In this garden, a daybed was rustled up by putting two benches together and adding a large cushion as a comfortable base. Look out for large, flat outdoor cushions in sales and online. These don’t necessarily have to fit seats exactly, the key thing is they make you feel comfortable.
Get on the bench
You can even turn a single garden bench into an inviting spot, where you can stretch out with a cup of tea, simply by piling it up with some garden cushions. If you have a nook to tuck it under so you can enjoy it come rain or shine, so much the better.
Painting a bench an ice-cream shade, such as this pastel pink, is another way to up the charm factor. Always choose a paint that’s suitable for outdoor furniture.
Forget the furniture
As the last point proves, you don’t actually need lots of furniture to create a cosy chill-out zone. And the owners of this roof terrace have made a snug retreat simply by scattering around some floor cushions and pillows. A low coffee table provides a central surface for drinks and snacks.
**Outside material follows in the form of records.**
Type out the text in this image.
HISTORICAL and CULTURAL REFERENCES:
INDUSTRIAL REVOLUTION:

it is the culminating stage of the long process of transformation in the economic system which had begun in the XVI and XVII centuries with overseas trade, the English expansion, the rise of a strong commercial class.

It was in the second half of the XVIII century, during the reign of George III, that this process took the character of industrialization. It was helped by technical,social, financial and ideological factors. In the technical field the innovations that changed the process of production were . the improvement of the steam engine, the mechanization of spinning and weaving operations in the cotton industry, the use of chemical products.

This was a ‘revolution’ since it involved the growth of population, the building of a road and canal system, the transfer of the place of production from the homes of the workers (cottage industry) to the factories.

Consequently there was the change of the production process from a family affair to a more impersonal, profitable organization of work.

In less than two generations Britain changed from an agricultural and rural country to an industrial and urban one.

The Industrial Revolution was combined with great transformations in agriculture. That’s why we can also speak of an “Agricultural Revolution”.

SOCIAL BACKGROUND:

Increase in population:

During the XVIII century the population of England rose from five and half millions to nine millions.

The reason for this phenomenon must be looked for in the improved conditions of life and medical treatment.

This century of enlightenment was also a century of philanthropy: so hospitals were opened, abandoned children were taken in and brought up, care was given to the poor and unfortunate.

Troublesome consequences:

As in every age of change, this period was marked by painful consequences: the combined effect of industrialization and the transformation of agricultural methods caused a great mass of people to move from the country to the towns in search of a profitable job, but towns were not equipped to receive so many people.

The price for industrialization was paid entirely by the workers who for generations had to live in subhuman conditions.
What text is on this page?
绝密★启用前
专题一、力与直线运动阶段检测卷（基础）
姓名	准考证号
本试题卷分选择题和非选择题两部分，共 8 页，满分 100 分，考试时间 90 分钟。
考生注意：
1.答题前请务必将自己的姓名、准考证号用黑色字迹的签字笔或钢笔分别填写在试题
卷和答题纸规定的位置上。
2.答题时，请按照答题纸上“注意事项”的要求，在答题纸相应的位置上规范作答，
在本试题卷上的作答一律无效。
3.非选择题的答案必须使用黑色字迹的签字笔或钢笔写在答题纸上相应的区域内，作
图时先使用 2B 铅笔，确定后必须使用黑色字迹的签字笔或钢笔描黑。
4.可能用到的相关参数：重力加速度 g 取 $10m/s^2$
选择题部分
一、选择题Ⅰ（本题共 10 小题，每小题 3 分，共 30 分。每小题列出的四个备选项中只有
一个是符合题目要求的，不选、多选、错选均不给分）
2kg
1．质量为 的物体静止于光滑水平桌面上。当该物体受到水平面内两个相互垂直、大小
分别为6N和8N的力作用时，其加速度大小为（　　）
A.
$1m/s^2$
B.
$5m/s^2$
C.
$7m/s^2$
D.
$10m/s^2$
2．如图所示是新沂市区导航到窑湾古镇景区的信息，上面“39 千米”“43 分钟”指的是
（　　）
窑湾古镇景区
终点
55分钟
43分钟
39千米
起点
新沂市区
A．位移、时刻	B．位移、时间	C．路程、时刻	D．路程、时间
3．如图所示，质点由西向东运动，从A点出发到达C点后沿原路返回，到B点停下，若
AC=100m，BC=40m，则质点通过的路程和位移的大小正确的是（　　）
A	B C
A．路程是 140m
See some of the dreamiest outdoor dining spots on Houzz
Create your own furniture
Love the idea of a cosy garden sofa, but don’t want to spend hundreds of pounds on it? Try recycling old wooden pallets like they’ve done here. You can buy pallets for only a couple of pounds each on eBay, or ask local warehouses and businesses if they have any going spare. Follow one of the many online tutorials and remember to remove any jutting-out nails, then sand, seal, varnish or paint as required. Source cushions to fit, or consider making your own DIY versions by stapling or sewing fabric around cut-to-fit foam squares.
Splurge on a sofa
If you do have the budget, an outdoor sofa could be the best purchase you’ve ever made – offering all the delicious comfort of an indoor sofa, but in your garden. This sofa has removable cushions that can be taken off in a jiffy when there’s a downpour.
Natural rattan furniture will need to be protected against the elements, but you should be able to leave good-quality synthetic rattan furniture out, especially if you have over-winter covers.
Book a table
Getting cosy outside is also all about keeping your creature comforts on hand, so include a low coffee table for the magazines or books you want to read. A table like this is also perfect for serving afternoon tea or cool glasses of pink lemonade. And putting up a shelf on a brick wall is a great way to style up a corner with objects you love.
Stay cosy after hours
Blankets will do the job, but why not consider investing in a fire pit? Not only will it keep everyone warm on a cool summer evening – but it’s perfect for toasting marshmallows, too. There are many different types to choose from, and it’s worth considering whether you just want it to keep you warm or if you want it to act as a barbecue too.
Some things exist purely because they look magical and make you feel happy – and fairy lights and tealight lanterns definitely fall into this category. They help turn a simple glass of wine in the garden as the day ends into an event, and quite simply cheer your soul. There are lots of pretty solar lights and battery-powered versions around these days, too, meaning there’s no need to worry about the electrics. Hang multiple strings for a party atmosphere.
All you need to know about outdoor lighting
Install a truly magical light
The atmosphere a pendant light like this creates means the night will go on and on. You can buy special outdoor chandeliers that are resistant to the elements, so take a look at what might work for you. They can be expensive, but the magical effect could be well worth it.